Encabeza el ranking de los artistas británicos más ricos menor de 30 años con una fortuna estimada en unos 220 millones de euros y es el tercer músico que más dinero ganó el año pasado en todo el mundo, pero Ed Sheeran se ha propuesto seguir ampliar su imperio. Concretamente el inmobiliario pues el artista, que posee un total de 27 propiedades dentro y fuera de Londres —todas ellas pagadas en efectivo y sin hipoteca, según algunos medios británicos—, está planeando comprar tres de las propiedades que rodean su finca de Suffolk con el objetivo de establecer su paraíso particular, al que muchos ya han bautizado como Sheeran Ville.
Sheeran ya posee cinco propiedades en este condado al este del país y al norte de Londres y, según adelantaron medios como Daily Mail o The Sun, ahora ha hecho una oferta a sus tres vecinos para hacerse con sus parcelas y terminar de dominar ese territorio. “Los jardines de las casas colindantes impiden que las residencias de Ed puedan comunicarse entre sí y eso obliga al cantante a dar un gran rodeo si quiere visitar alguna de sus viviendas, especialmente aquella que tiene un idílico lago”, dice a The Sun una fuente cercana al artista. Aunque se desconoce la cifra propuesta por Sheeran, esta misma fuente asegura: “Saben que Ed les dará el mejor precio si deciden seguir adelante con la venta”.
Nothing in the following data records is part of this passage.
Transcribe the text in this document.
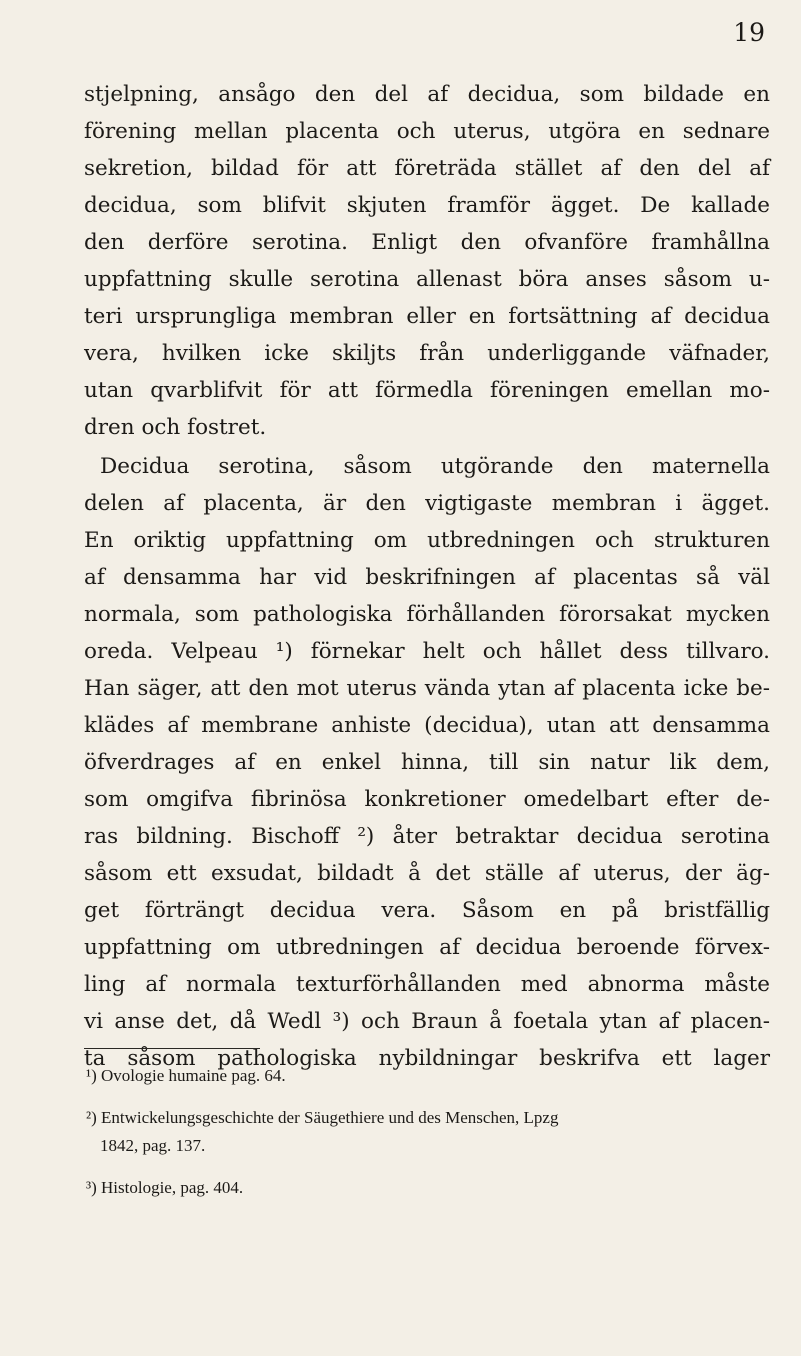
19
stjelpning, ansågo den del af decidua, som bildade en
förening mellan placenta och uterus, utgöra en sednare
sekretion, bildad för att företräda stället af den del af
decidua, som blifvit skjuten framför ägget. De kallade
den derföre serotina. Enligt den ofvanföre framhållna
uppfattning skulle serotina allenast böra anses såsom u-
teri ursprungliga membran eller en fortsättning af decidua
vera, hvilken icke skiljts från underliggande väfnader,
utan qvarblifvit för att förmedla föreningen emellan mo-
dren och fostret.
Decidua serotina, såsom utgörande den maternella
delen af placenta, är den vigtigaste membran i ägget.
En oriktig uppfattning om utbredningen och strukturen
af densamma har vid beskrifningen af placentas så väl
normala, som pathologiska förhållanden förorsakat mycken
oreda. Velpeau ¹) förnekar helt och hållet dess tillvaro.
Han säger, att den mot uterus vända ytan af placenta icke be-
klädes af membrane anhiste (decidua), utan att densamma
öfverdrages af en enkel hinna, till sin natur lik dem,
som omgifva fibrinösa konkretioner omedelbart efter de-
ras bildning. Bischoff ²) åter betraktar decidua serotina
såsom ett exsudat, bildadt å det ställe af uterus, der äg-
get förträngt decidua vera. Såsom en på bristfällig
uppfattning om utbredningen af decidua beroende förvex-
ling af normala texturförhållanden med abnorma måste
vi anse det, då Wedl ³) och Braun å foetala ytan af placen-
ta såsom pathologiska nybildningar beskrifva ett lager
¹) Ovologie humaine pag. 64.
²) Entwickelungsgeschichte der Säugethiere und des Menschen, Lpzg
1842, pag. 137.
³) Histologie, pag. 404.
El cantante ha estado ampliando su propiedad de Suffolk durante los últimos cinco años, en la que ya ha invertido casi cuatro millones de euros. Hace justo un año, en julio de 2019, ya adquirió las dos viviendas colindantes a la suya, para evitar molestar con el ruido a sus vecinos, y ahora quiere completar toda la operación para construirse una gigante mansión que ya cuenta con un bar, una piscina con hidromasaje, un cine, un gimnasio, un estudio de grabación, un huerto, varios invernaderos, un lago y una pequeña granja con pollos y gallinas, a la que pronto espera agregar nuevos animales como cabras y ovejas.
Atrás quedaron las aventuras de esta superest estrella que empezó como cantante callejero y que llegó a no tener un sitio para dormir, como él mismo ha contado en alguna ocasión. “No tuve ningún lugar donde vivir de 2008 a 2010, aunque al final todo salió bien. […] Pasé una semana durmiendo en los trenes de Circle Line. Salía y tocaba en un concierto, esperaba hasta las cinco de la mañana a que abriera el metro y me quedaba ahí hasta las 12. No fue tan malo”, reveló en su libro A Visual Journey.